Whenever Dr Hyde, at a meeting at which I have had a chance of speaking after him, has produced his dove of peace, I have always been careful to produce my sword; and to tantalise him by saying that the Gaelic League has brought into Ireland ‘Not Peace, but a Sword.’ But this does not show any fundamental difference of outlook between my leader and me; for while he is thinking of peace between brother-Irishmen, I am thinking of the sword-point between banded Irishmen and the foreign force that occupies Ireland: and his peace is necessary to my war. It is evident that there can be no peace between the body politic and a foreign substance that has intruded itself into its system: between them war only until the foreign substance is expelled or assimilated.
Whether Home Rule means a loosening or a tightening of England’s grip upon Ireland remains yet to be seen. But the coming of Home Rule, if come it does, will make no material difference in the nature of the work that lies before us: it will affect only the means we are to employ, our plan of campaign. There remains, under Home Rule as in its absence, the substantial task of achieving the Irish Nation. I do not think it is going to be achieved without stress and trial, without suffering and blood-shed; at any rate, it is not going to be achieved without work. Our business here and now is to get ourselves into harness for such work as has to be done.
I hold that before we can do any work, any men’s work, we must first realise ourselves as men. Whatever comes to Ireland she needs men. And we of this generation are not in any real sense men, for we suffer things that men do not suffer, and we seek to redress grievances by means which men do not employ. We have, for instance, allowed ourselves to be disarmed; and, now that we have the chance of re-arming, we are not seizing it. Professor Eoin MacNeill pointed out last week that we have at this moment an opportunity of rectifying the capital error we made when we allowed ourselves to be disarmed; and such opportunities, he reminds us, do not always come back to nations.

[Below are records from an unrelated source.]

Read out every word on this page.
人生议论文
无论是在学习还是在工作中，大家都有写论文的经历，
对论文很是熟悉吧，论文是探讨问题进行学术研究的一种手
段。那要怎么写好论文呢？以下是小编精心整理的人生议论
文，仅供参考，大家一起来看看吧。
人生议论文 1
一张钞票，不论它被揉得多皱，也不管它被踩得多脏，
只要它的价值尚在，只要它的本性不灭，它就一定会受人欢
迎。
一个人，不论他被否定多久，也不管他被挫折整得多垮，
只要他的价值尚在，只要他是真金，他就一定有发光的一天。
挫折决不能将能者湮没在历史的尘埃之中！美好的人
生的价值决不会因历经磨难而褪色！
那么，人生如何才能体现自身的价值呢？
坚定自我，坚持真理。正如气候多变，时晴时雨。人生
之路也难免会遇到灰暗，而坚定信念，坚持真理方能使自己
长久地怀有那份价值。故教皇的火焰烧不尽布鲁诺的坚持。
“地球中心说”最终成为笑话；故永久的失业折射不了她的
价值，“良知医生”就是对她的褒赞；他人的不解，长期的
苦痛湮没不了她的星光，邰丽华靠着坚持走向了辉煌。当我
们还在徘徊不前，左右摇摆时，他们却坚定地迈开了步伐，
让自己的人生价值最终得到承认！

A thing that stands demonstrable is that nationhood is not achieved otherwise than in arms: in one or two instances there may have been no actual bloodshed, but the arms were there and the ability to use them. Ireland unarmed will attain just as much freedom as it is convenient for England to give her; Ireland armed will attain ultimately just as much freedom as she wants. These are matters which may not concern the Gaelic League, as a body; but they concern every member of the Gaelic League, and every man and woman of Ireland. I urged much of this five or six years ago in addresses to the Ard-Chraobh: but the League was too busy with resolutions to think of revolution, and the only resolution that a member of the League could not come to was the resolution to be a man. My fellow-Leaguers had not (and have not) apprehended that the thing which cannot defend itself, even though it may wear trousers, is no man.
I am glad, then, that the North has ‘begun.’ I am glad that the Orangemen have armed, for it is a goodly thing to see arms in Irish hands. I should like to see the AOH armed. I should like to see the Transport Workers armed. I should like to see any and every body of Irish citizens armed. We must accustom ourselves to the thought of arms, to the sight of arms, to the use of arms. We may make mistakes in the beginning and shoot the wrong people; but bloodshed is a cleansing and a sanctifying thing, and the nation which regards it as the final horror has lost its manhood. There are many things more horrible than bloodshed; and slavery is one of them.